Here’s an interesting thing. Did you know that, the higher he is, the more Scottish Andrew Marr sounds? Stand him at street level and he doesn’t sound particularly Scottish at all. Perch him atop a skyscraper, like an odd, nervy little superhero, though, and he begins to sound quite a wee bit more Scottish. Go so far as to stick him in a light aircraft, whisk him up a few thousand feet, and chuck him out the door, and you’ll find he gets very Scottish, very fast. Even with a parachute.

By extrapolation, the evidence would suggest that, were he ever to be blasted into space, Marr would make a noise like Duncan Macrae. I’m not sure what to make of this phenomenon. But I can’t help feeling it’s significant.

Exciting scenes of Andrew Marr tandem jumping and sounding Scottish have been heavily employed in the heavy advertising the BBC has been doing for Britain From Above . Watching our political broadcasters grow increasingly batty as they get older has long been a cherished British pastime, of course, from Robin Day through to Trevor MacDonald’s successful campaign to turn himself into Zebedee. The greatest recent example is David Dimbleby, who has gone rogue without anyone noticing, even despite the evidence he presented in his 2005 series A Picture Of Britain, which might have better been titled “The Day Dimbleby Went Mad,” consisting as it mostly did of him bombing around in his jeep, cackling, striking heroic poses and generally just acting strange.

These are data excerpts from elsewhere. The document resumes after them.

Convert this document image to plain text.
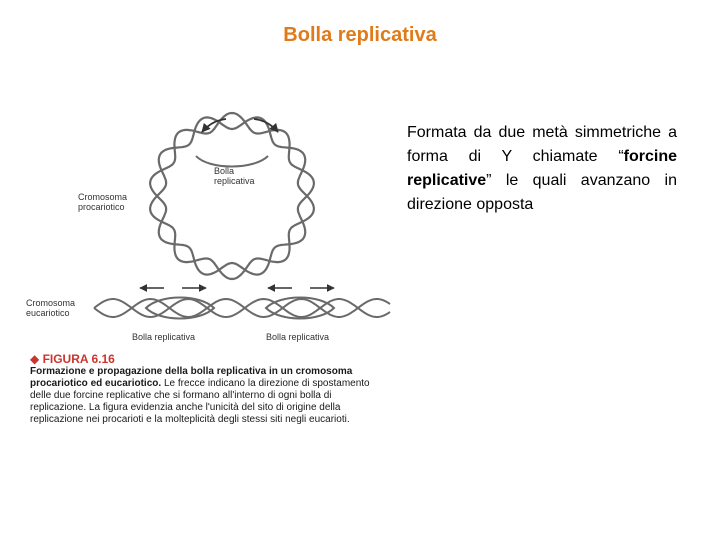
Bolla replicativa
Formata da due metà simmetriche a forma di Y chiamate “forcine replicative” le quali avanzano in direzione opposta
Bolla replicativa
Cromosoma procariotico
Cromosoma eucariotico
Bolla replicativa	Bolla replicativa
◆ FIGURA 6.16
Formazione e propagazione della bolla replicativa in un cromosoma procariotico ed eucariotico. Le frecce indicano la direzione di spostamento delle due forcine replicative che si formano all'interno di ogni bolla di replicazione. La figura evidenzia anche l'unicità del sito di origine della replicazione nei procarioti e la molteplicità degli stessi siti negli eucarioti.
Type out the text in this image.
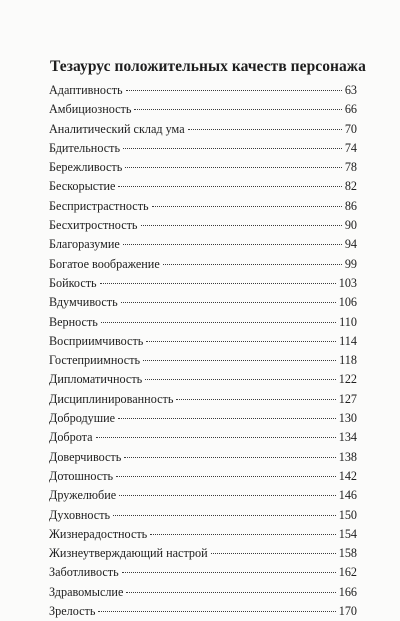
Тезаурус положительных качеств персонажа
Адаптивность	63
Амбициозность	66
Аналитический склад ума	70
Бдительность	74
Бережливость	78
Бескорыстие	82
Беспристрастность	86
Бесхитростность	90
Благоразумие	94
Богатое воображение	99
Бойкость	103
Вдумчивость	106
Верность	110
Восприимчивость	114
Гостеприимность	118
Дипломатичность	122
Дисциплинированность	127
Добродушие	130
Доброта	134
Доверчивость	138
Дотошность	142
Дружелюбие	146
Духовность	150
Жизнерадостность	154
Жизнеутверждающий настрой	158
Заботливость	162
Здравомыслие	166
Зрелость	170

The scene in which, while discussing Coleridge, he reenacted a bad drug trip in the style of an old Shamen video has to be seen to be believed.

But you have to worry about Marr. He’s still relatively young, and there is the chance he might yet have ambitions to do some more serious work along the lines of his excellent History of Modern Britain. All the same, he has been unable to resist throwing himself prematurely into his When I Am Old I Shall Wear Purple period. It all started, of course, with those pelvic thrusts in fishnets for Children in Need. Now, the BBC’s former political editor finds himself torn, unable to decide whether to be Jeremy Isaacs or Jeremy Beadle. A head for business, a body for sin.

Britain from Above crystallises his dilemma. Marr himself tries, fails, and tries again to find inside this meandering, aimless programme some great essay about the way the country works. The BBC, however, which has been promoting the series with increasing desperation – going so far as to shove some of its gimmicked-up map sequences into its news programmes as if they constituted a story – is counting that, when all else fails, we’ll still tune in for some Loony Marr. Hence all those fun-fun-fun trailers of him jumping out of a plane.

Two warnings, though. One: if you do want to see Andrew Marr dangling from a parachute in a funny helmet, you’ll need to wait until episode two. And, two: Britain from Above is so incredibly boring the chances of anyone making it to episode two alive are slim.

A great deal of it is given over to those satellite shots you might have seen on the news, showing the country criss-crossed with glowing, computer-generated networks of lines, illustrating things like London taxis being tracked by GPS systems or the number of telephone calls being made. These lines are pretty. But I’m not sure they warrant a whole series, especially when the information they communicate boils down to revelations such as: cities contain more people than villages; people make a lot of phone calls; and roads get busier at rush hour.

As it is, the best sequences have nothing to do with flashing lines or tediously half-hearted explanations of how the sewage system works. They are, plainly, the simple, symphonic aerial shots of the country; bird’s eye views of grand, grey-green little Britain and her tiny citizens going about their business, unadorned by flash computer effects. If they’d just strung together an hour of this genuinely poetic footage, with some nice relaxing music – “Sailing By,” maybe – it would be a chill-out masterpiece. No narration. Well, maybe a friendly, reassuring voice fading in occasionally to whisper, “Everything is going to be alright.”